Blatter stepped down from his post in June 2015 following indictments of several current and former FIFA officials along with various marketing companies for bribery and money laundering. The announcement came just days after he was elected for an unprecedented fifth term, claiming he would lead reform within the organization after a great deal of negative press and a dramatic arrest of FIFA officials in Zurich in May.
Based on the revised sentences, Blatter and Platini will be eligible to rejoin the world of elite soccer in October of 2021, making it possible for both to return for the 2022 Qatar World Cup.
Subsequent investigations into corruption allegations within soccer’s governing body led to Blatter’s ban.
The disgraced exec has also had criminal charges brought against him by the Swiss Attorney General’s office for “criminal mismanagement… and misappropriation.” The Swiss AG is continuing to examine the decision process for naming World Cup hosts (including Russia for 2018 and Qatar for 2022), which have since come under scrutiny, including accusations of accepting millions of dollars in bribes.

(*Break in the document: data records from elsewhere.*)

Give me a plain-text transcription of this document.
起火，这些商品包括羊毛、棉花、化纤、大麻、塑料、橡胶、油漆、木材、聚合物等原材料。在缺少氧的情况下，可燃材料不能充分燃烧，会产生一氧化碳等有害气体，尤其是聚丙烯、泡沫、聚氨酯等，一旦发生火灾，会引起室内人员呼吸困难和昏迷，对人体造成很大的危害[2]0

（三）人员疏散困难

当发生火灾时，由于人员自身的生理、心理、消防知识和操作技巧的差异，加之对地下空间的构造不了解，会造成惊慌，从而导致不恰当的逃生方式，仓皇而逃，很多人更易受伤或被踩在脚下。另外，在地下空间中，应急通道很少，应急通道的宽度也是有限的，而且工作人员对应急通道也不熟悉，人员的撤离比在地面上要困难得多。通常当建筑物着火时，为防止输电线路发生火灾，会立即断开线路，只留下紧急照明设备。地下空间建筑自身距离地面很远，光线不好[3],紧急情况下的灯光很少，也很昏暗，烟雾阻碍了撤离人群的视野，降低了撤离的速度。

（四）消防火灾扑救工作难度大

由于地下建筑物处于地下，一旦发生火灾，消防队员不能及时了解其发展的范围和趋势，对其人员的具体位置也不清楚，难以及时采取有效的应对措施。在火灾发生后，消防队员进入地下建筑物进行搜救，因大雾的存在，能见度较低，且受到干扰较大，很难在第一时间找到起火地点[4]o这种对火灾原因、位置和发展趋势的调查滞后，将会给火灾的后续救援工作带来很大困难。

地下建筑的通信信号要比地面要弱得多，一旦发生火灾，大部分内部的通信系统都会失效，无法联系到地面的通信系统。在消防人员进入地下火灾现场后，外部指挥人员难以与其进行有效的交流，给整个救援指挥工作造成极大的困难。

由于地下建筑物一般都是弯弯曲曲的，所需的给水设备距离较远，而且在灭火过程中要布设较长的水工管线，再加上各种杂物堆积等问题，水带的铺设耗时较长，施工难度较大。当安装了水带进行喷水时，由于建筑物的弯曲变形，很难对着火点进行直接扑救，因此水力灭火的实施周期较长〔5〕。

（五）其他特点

Federal prosecutors in the U.S. have also announced criminal charges—including money laundering, wire fraud, and racketeering—for over a dozen FIFA officials, claiming the administrators were part of a decades-long scheme to accumulate personal wealth.
In an interview with CNN in April 2016, Blatter claimed that he “never took bribes. Never.”
“This is the principle I have in my life from my father,” he told reporters, “never take money you have not earned.”
In the same interview, Blatter also claimed he could “understand that the Americans are not always happy with what's happened somewhere in the world because they try to be the police of the world everywhere,” but he “couldn't understand that the Swiss authorities had agreed."